Mao enjoyed the beauty of nature all through the hardships of the Long March. War did not curtail his aesthetic appreciation of flowers, snow, horses, geese, sky, rivers, and the moon. The mountains are almost always pleasing to his eye as in “Snow,” his most popular poem in which he writes, “Mountains dance like silver snakes.” In “To Guo Moruo,” the last poem in the volume, Mao seems to reflect on the vanity of the human will to conquer: “On our small planet/ a few houseflies bang on the walls. / They buzz, moan, moon, / and ants climb the locust tree/ and brag about / their vast dominion.”

Unlike the poems of the Bosnian-Serb nationalist warlord Radovan Karadzic—who was recently captured and who will go on trial in The Hague for crimes against humanity—Mao’s poems do not reveal an obsession with violence. He did sometimes, however, romanticize weapons as in the image of a “forest of rifles.” Karadzic’s poems are obviously cultish and diabolical; “I am the deity of the dark cosmic space,” he boasts. Mao’s work reminds me of the poems that another Asian Communist leader, Ho Chi Minh, wrote while imprisoned in 1942, and that were published under the title Prison Diary. Ho disguised his revolutionary views lest his jailors confiscate his work and pile additional punishment on him. “When the prison doors are open, the real dragon will fly out,” he wrote in what is his best-known and most frequently quoted line.

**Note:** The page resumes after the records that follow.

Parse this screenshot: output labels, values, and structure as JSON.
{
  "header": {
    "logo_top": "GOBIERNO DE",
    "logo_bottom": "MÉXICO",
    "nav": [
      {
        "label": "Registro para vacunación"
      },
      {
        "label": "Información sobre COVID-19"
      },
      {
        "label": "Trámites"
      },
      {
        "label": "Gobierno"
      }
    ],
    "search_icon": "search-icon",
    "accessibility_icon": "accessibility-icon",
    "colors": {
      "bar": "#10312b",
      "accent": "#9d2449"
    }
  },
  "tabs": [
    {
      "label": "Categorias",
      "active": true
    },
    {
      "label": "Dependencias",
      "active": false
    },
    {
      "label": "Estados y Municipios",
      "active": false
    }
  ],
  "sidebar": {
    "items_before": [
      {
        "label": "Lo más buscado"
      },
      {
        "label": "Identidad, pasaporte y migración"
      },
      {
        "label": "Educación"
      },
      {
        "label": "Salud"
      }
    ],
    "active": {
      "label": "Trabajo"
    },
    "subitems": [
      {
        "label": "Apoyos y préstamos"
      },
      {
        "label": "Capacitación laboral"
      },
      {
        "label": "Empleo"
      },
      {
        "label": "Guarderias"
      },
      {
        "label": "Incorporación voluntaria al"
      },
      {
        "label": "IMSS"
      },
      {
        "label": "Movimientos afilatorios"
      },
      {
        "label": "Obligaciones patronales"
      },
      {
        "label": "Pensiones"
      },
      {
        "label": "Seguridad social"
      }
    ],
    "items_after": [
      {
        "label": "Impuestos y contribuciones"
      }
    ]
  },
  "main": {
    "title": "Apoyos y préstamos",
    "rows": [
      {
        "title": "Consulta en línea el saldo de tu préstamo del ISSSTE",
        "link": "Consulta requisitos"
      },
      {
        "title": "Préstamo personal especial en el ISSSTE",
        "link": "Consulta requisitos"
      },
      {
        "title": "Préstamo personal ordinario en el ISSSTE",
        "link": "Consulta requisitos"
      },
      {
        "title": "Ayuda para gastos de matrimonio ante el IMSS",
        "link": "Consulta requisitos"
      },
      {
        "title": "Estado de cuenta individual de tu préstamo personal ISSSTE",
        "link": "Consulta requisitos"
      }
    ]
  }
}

If I had to compare Mao to an American I’d say he was akin to Whitman, though I’d add that Whitman’s lines are longer, that the rhythms feel different and the voices aren’t the same. Like Walt, Mao sings a song of himself. There’s an all-powerful “I” as well as an all-seeing eye, and the “I” can be wistful and sad as in “I see the passing, the dying of the vague dream.” In “Swimming” Mao writes, “I taste a Wuchang fish in the surf/ and swim across the Yangzi River.” He identifies himself with China in much the same way that Whitman identified himself with America, and that seems fitting because twentieth-century China was like nineteenth-century America: a country developing economically at a furious pace, with huge social dislocation, and the unleashing of immense creative as well as destructive forces, all of which were embodied in Mao himself.

In Mao: The Unknown Story, the authors Chang and Halliday describe Mao as a megalomaniac who destroyed much of the old China to create a new nation. Barnstone shows him as a poet who borrowed from and helped to preserve the old even as he aimed to overturn it and start anew. The Beatles rightly warned us in the 1960s against the hagiography of Mao, but I’d like to think that they’d want us to read him now. They might even wave Barnstone’s compact, handsome volume above their heads. It’s that good!